ESCRITORES INVISÍVEIS

Bom dia turma!

- Bom dia professora!, responderam em coro uma turma de Educação para Jovens e Adultos, numa cidade qualquer do interior da Bahia.

- Tenho uma proposta de organizar uma antologia com textos da turma. Um livro nosso.

- Mas nem somos escritores?, perguntou um aluno.

- Oxi, nem sei contar direito, falou outro.

- Não sei o quê comi no café da manhã, disse um “fominha”.

Para não perder o controle da turminha a professora se levantou e deu a seguinte explicação:

- Meus caros, a ideia é colocar no papel ideias criativas que possam servir de inspiração para produção literária. Desejo que escrevam sem senso crítico, sem preocupação gramatical ou concordância. A tarefa é colocar no papel uma mensagem com um emissor, um receptor, um título e qual a ideia do texto. Frases que marcaram. Que incomodam o "eu interior". Todos, se desejarem, podem escrever sem se identificar, sob pseudônimo. Ao final da tarefa irei recolher a folha com os textos. Depois irei devolver esse texto para que escrevam uma poesia, conto, letra de música, crônica, piada, fábula ou o que desejar.

- Professora, isso não vai dar certo. Posso vomitar os sapos que engoli?

- Devemos!, uma das finalidades da escrita é ser terapêutica. Não fiquem engessados. Pode ser uma fantasia ou ficção. O gênero é livre.

Enquanto os alunos usavam a imaginação para rascunhar alguma coisa, a Professora escrevia no quadro alguns elementos que poderiam constar de um texto narrativo, vejamos:

“Personagens, quais seus objetivos, quais conflitos, o tempo, o enredo, o espaço, o clímax, a ambientação e todo aquele conteúdo poético desde os tempos de Aristóteles.”

Dos dezoito alunos da turma, apenas dez conseguiram produzir seus textos, conforme a tarefa. A professora recolheu as folhas e na próxima aula faria a análise de uma parábola para servir de inspiração aos seus cupinchas.
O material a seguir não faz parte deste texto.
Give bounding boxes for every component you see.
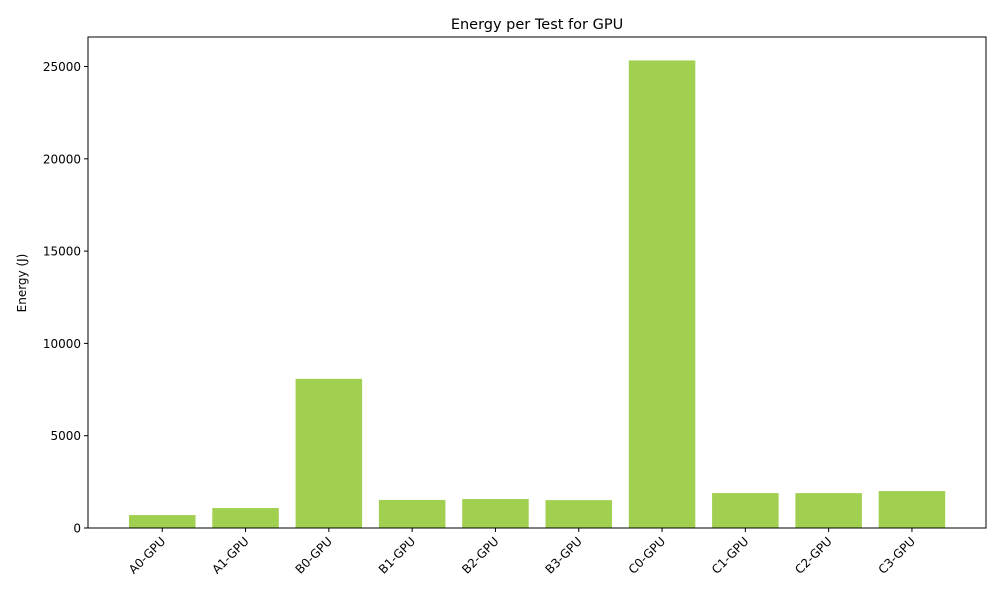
y-tick-label: 20000 [43,152,81,166]
x-tick-label: B3-GPU [542,534,584,576]
bars-group [129,60,946,528]
y-tick-label: 15000 [43,245,81,259]
x-tick-label: C0-GPU [626,534,669,577]
x-tick-label: A1-GPU [209,534,251,576]
bar-a0-gpu [129,515,196,528]
y-axis-title: Energy (J) [15,254,29,313]
x-tick-label: C2-GPU [792,534,835,577]
x-tick-label: A0-GPU [126,534,168,576]
x-tick-label: B0-GPU [293,534,335,576]
y-tick-label: 0 [73,522,81,536]
x-tick-label: C1-GPU [709,534,752,577]
bar-c3-gpu [878,491,946,528]
y-tick-label: 5000 [50,429,81,443]
y-axis: 0 5000 10000 15000 20000 25000 [43,60,88,536]
plot-frame [87,36,987,529]
y-tick-label: 10000 [43,337,81,351]
bar-c1-gpu [712,493,779,528]
x-tick-label: C3-GPU [876,534,919,577]
bar-b3-gpu [545,500,612,528]
y-tick-label: 25000 [43,60,81,74]
x-tick-label: B2-GPU [459,534,501,576]
bar-b2-gpu [462,499,529,528]
bar-b0-gpu [295,378,363,528]
x-axis: A0-GPU A1-GPU B0-GPU B1-GPU B2-GPU B3-GPU C0-G… [126,528,918,577]
bar-a1-gpu [212,508,279,528]
chart-title: Energy per Test for GPU [451,17,623,33]
bar-c0-gpu [628,60,696,528]
x-tick-label: B1-GPU [376,534,418,576]
bar-c2-gpu [795,493,862,528]
bar-b1-gpu [378,499,446,528]
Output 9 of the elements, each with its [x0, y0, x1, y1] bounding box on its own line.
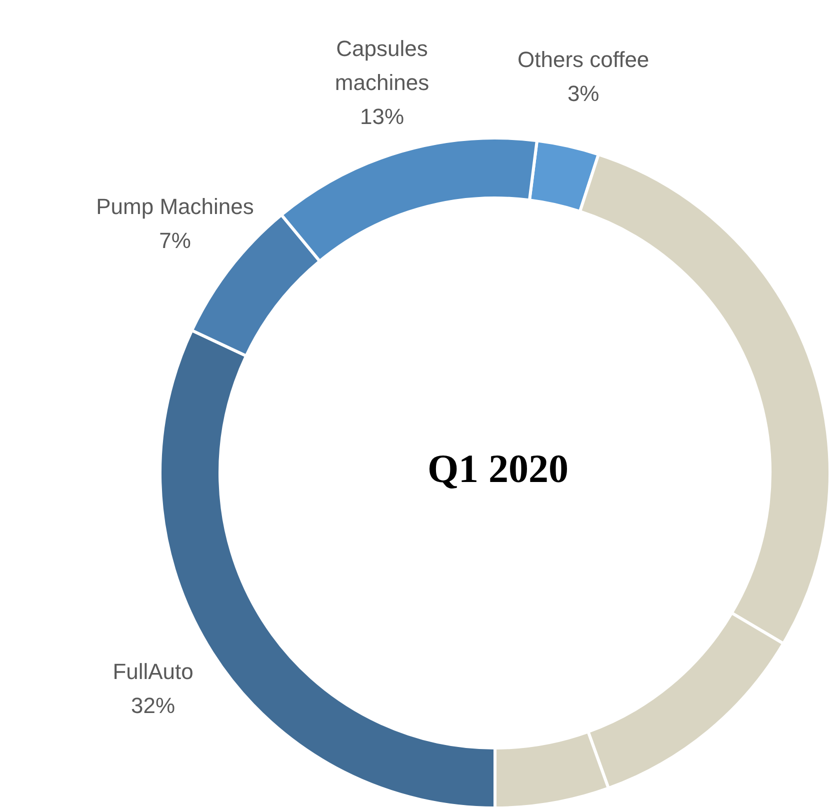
slice-label: Capsules machines	[334, 36, 430, 95]
data-label: 7%	[159, 228, 191, 253]
slice-label: Pump Machines	[96, 194, 254, 219]
text: Q1 2020	[427, 446, 569, 492]
slice-label: Others coffee	[518, 46, 650, 72]
slice-label: FullAuto	[112, 658, 194, 684]
data-label: 3%	[567, 80, 600, 106]
data-label: 13%	[360, 104, 404, 129]
data-label: 32%	[131, 692, 176, 718]
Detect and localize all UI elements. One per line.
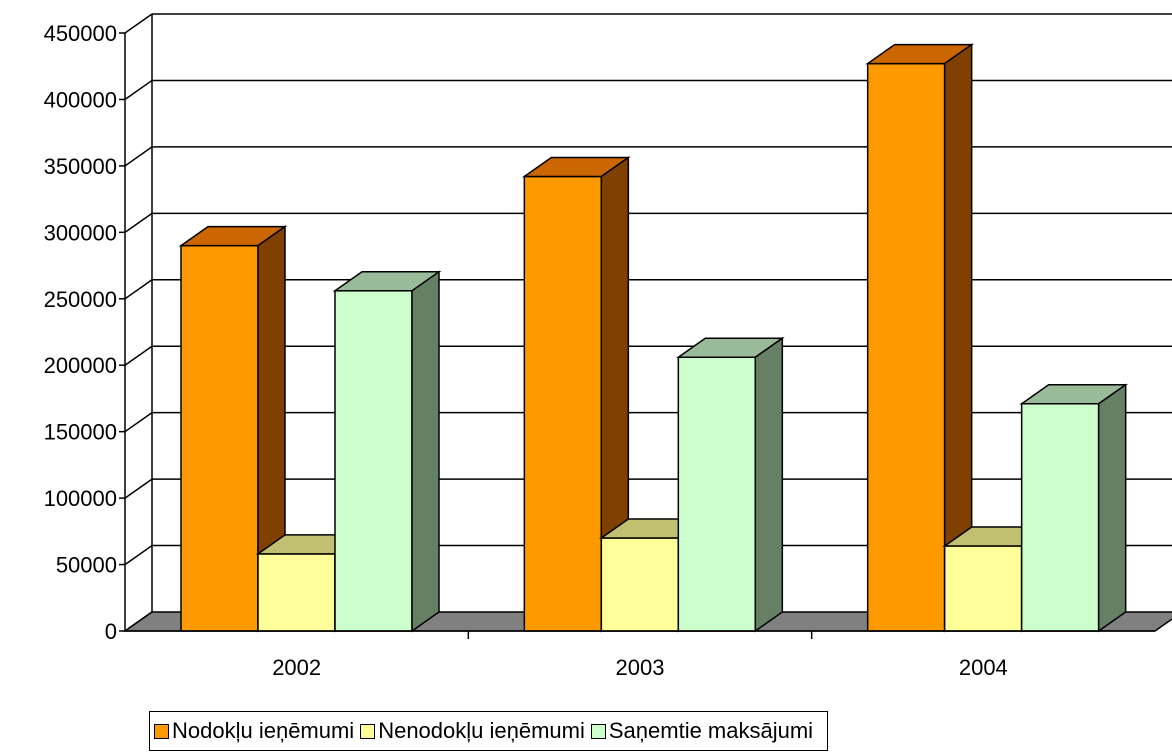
- bar: [675, 336, 785, 633]
- y-tick-label: 100000: [44, 486, 117, 511]
- gridline-depth: [124, 412, 153, 433]
- legend-swatch: [360, 723, 376, 739]
- bar: [521, 156, 631, 633]
- gridline-depth: [124, 279, 153, 300]
- legend-swatch: [154, 723, 169, 739]
- bars: [178, 43, 1129, 633]
- y-tick-label: 400000: [44, 87, 117, 112]
- legend-swatch: [590, 723, 606, 739]
- legend-item: Nodokļu ieņēmumi: [154, 718, 354, 744]
- bar: [1019, 383, 1129, 633]
- y-tick-label: 200000: [44, 353, 117, 378]
- bar-front: [1020, 403, 1100, 632]
- legend-label: Nenodokļu ieņēmumi: [378, 718, 585, 743]
- gridline-depth: [124, 79, 153, 101]
- gridline-depth: [124, 212, 153, 233]
- legend-label: Nodokļu ieņēmumi: [172, 718, 355, 743]
- bar-front: [180, 244, 259, 632]
- gridlines: [124, 13, 1172, 632]
- bar-side: [1097, 383, 1127, 633]
- x-tick-label: 2004: [959, 655, 1008, 680]
- x-tick-labels: 2002 2003 2004: [272, 655, 1008, 680]
- y-tick-label: 350000: [44, 154, 117, 179]
- y-tick-label: 150000: [44, 420, 117, 445]
- legend-item: Nenodokļu ieņēmumi: [360, 718, 585, 744]
- y-tick-label: 450000: [44, 21, 117, 46]
- gridline-depth: [124, 478, 153, 499]
- y-tick-label: 300000: [44, 220, 117, 245]
- legend-label: Saņemtie maksājumi: [608, 718, 814, 743]
- bar-front: [257, 553, 336, 632]
- bar-front: [600, 537, 680, 632]
- y-tick-labels: 0 50000 100000 150000 200000 250000 300000 3500…: [44, 21, 117, 644]
- bar: [332, 270, 442, 633]
- gridline-depth: [124, 544, 153, 566]
- bar-front: [943, 545, 1023, 632]
- y-tick-label: 250000: [44, 287, 117, 312]
- bar-front: [866, 62, 946, 632]
- bar-side: [411, 270, 440, 633]
- bar-front: [334, 290, 413, 632]
- bar: [178, 225, 288, 633]
- x-tick-label: 2002: [272, 655, 321, 680]
- legend-item: Saņemtie maksājumi: [590, 718, 814, 744]
- gridline-depth: [124, 13, 153, 34]
- x-tick-label: 2003: [616, 655, 665, 680]
- axes: [119, 14, 1155, 639]
- bar-front: [523, 175, 603, 632]
- bar-side: [754, 336, 784, 633]
- y-tick-label: 50000: [56, 553, 117, 578]
- gridline-depth: [124, 345, 153, 366]
- legend: Nodokļu ieņēmumi Nenodokļu ieņēmumi Saņemt…: [149, 711, 829, 751]
- y-tick-label: 0: [105, 619, 117, 644]
- bar-front: [677, 356, 757, 632]
- gridline-depth: [124, 146, 153, 167]
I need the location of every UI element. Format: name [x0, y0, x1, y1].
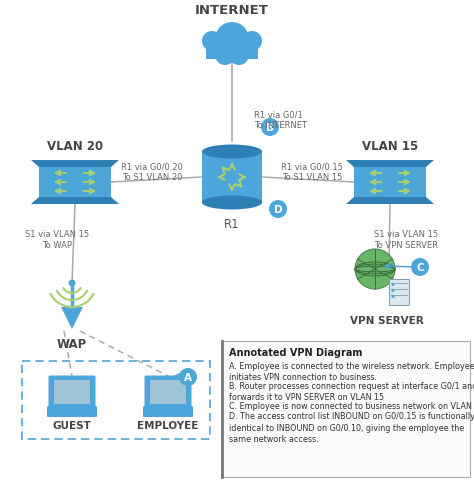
Text: C: C — [416, 263, 424, 273]
Text: INTERNET: INTERNET — [195, 3, 269, 16]
Circle shape — [411, 258, 429, 276]
Polygon shape — [31, 161, 119, 168]
Text: R1: R1 — [224, 217, 240, 230]
Text: R1 via G0/0.20
To S1 VLAN 20: R1 via G0/0.20 To S1 VLAN 20 — [121, 162, 183, 181]
Text: WAP: WAP — [57, 337, 87, 350]
Text: A: A — [184, 372, 192, 382]
Bar — [54, 380, 90, 404]
Text: C. Employee is now connected to business network on VLAN 15.: C. Employee is now connected to business… — [229, 401, 474, 410]
Circle shape — [234, 36, 258, 60]
Text: VPN SERVER: VPN SERVER — [350, 315, 424, 325]
Circle shape — [242, 32, 262, 52]
Text: S1 via VLAN 15
To VPN SERVER: S1 via VLAN 15 To VPN SERVER — [374, 230, 438, 249]
Polygon shape — [346, 161, 434, 168]
Polygon shape — [61, 307, 83, 329]
Circle shape — [215, 46, 235, 66]
Circle shape — [392, 283, 394, 287]
Text: S1 via VLAN 15
To WAP: S1 via VLAN 15 To WAP — [25, 230, 89, 249]
Text: D. The access control list INBOUND on G0/0.15 is functionally
identical to INBOU: D. The access control list INBOUND on G0… — [229, 412, 474, 444]
Circle shape — [355, 250, 395, 289]
Polygon shape — [346, 198, 434, 204]
Bar — [222, 341, 470, 477]
Text: Annotated VPN Diagram: Annotated VPN Diagram — [229, 347, 363, 357]
Bar — [39, 168, 111, 198]
Text: R1 via G0/0.15
To S1 VLAN 15: R1 via G0/0.15 To S1 VLAN 15 — [281, 162, 343, 181]
Text: VLAN 15: VLAN 15 — [362, 140, 418, 153]
Ellipse shape — [202, 145, 262, 159]
Circle shape — [215, 23, 249, 57]
FancyBboxPatch shape — [145, 376, 191, 408]
Circle shape — [229, 46, 249, 66]
FancyBboxPatch shape — [143, 406, 193, 417]
Text: R1 via G0/1
To INTERNET: R1 via G0/1 To INTERNET — [254, 110, 307, 130]
Circle shape — [261, 119, 279, 137]
Text: B: B — [266, 123, 274, 133]
Bar — [202, 152, 262, 203]
Text: EMPLOYEE: EMPLOYEE — [137, 420, 199, 430]
Circle shape — [179, 368, 197, 386]
Text: A. Employee is connected to the wireless network. Employee
initiates VPN connect: A. Employee is connected to the wireless… — [229, 361, 474, 382]
Text: B. Router processes connection request at interface G0/1 and
forwards it to VPN : B. Router processes connection request a… — [229, 381, 474, 402]
Text: VLAN 20: VLAN 20 — [47, 140, 103, 153]
Circle shape — [202, 32, 222, 52]
Circle shape — [269, 201, 287, 218]
Circle shape — [392, 295, 394, 299]
Polygon shape — [31, 198, 119, 204]
Bar — [150, 380, 186, 404]
Circle shape — [206, 36, 230, 60]
Bar — [354, 168, 426, 198]
Bar — [389, 279, 409, 305]
Text: D: D — [273, 204, 283, 215]
Bar — [206, 48, 258, 60]
Text: GUEST: GUEST — [53, 420, 91, 430]
FancyBboxPatch shape — [48, 376, 95, 408]
Circle shape — [69, 280, 75, 287]
Circle shape — [392, 289, 394, 292]
FancyBboxPatch shape — [47, 406, 97, 417]
Ellipse shape — [202, 196, 262, 210]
No dia seguinte, a professora entregou uma cópia da Parábola do Bom Samaritano (descrita em LUCAS 10: 25-37) para cada aluno.

- Filhos de Deus, darei dez minutos para que todos leiam. Em seguida, irei analisar a parábola para que compreendam como é escrito um texto narrativo.

E continua, prestem atenção aos elementos desse texto bíblico:

1º - Ensinamento (motivação): O que fazer para herdar a vida eterna?;

2º - Tópico frasal (tese): Amar teu próximo como a ti mesmo;

3º - Questionamento: Quem é o meu próximo?;

4º - Elementos (valor, crença, desejo): arrependimento, compaixão e egoísmo;

5º - Personagens: Doutor da Lei, Jesus (narrador), Sacerdote, Levita, Assaltantes (vilões), Certo homem (provavelmente um judeu) e Bom Samaritano (herói);

6º - Pré-conceito (antítese): Um pobre quase morto não é meu próximo. É impuro tocar em cadáver;

7º - Local (evento, tempo): descia de Jerusalém para Jericó;

8º - Conflito (obstáculo, dificuldades): Assaltado, espancado e abandonado quase morto;

9º - Omissão (crítica): Passou o Sacerdote, depois o levita e ambos ignoram o homem caído; seguiram adiante pelo outro lado;

10º - Paradoxo (dualidade): Apesar do Samaritano ser odiado pelo povo judeu, ajudou um ferido;

11º - Crítica ao paradoxo (castigar os costumes, contradição, fato inusitado): O sacerdote e o levita pregavam no templo, mas só o samaritano foi exemplo de compaixão;

12º - Ato heroico (reação a omissão): Parou e ajudou um ferido no caminho;

13º - Solução (ações de continuidade do ato heroico): deu água, cuidou dos ferimentos, pagou sua hospedagem e tratou como queria ser tratado;

14º - Reflexão: Qual dos três foi o “próximo” do homem que caiu na mão dos assaltantes?;

15º - Insight: Aquele que usou de misericórdia para com ele;

16º - Catarse (valor terapêutico): Qualquer pessoa que precisar de ajuda é o próximo;

17º - Síntese (a descoberta) Ajudar um estranho ferido, demonstra amor a Deus e ao próximo, agrada ao Senhor fazer o bem sem olhar a quem;

18º - Desfecho: Para alcançar a vida eterna deve-se amar ao próximo, ou seja, quem precisar de ajuda; e

19º - Moral da história: Um coração bondoso e misericordioso é a maior riqueza. Fazer o bem é ser filho de Deus.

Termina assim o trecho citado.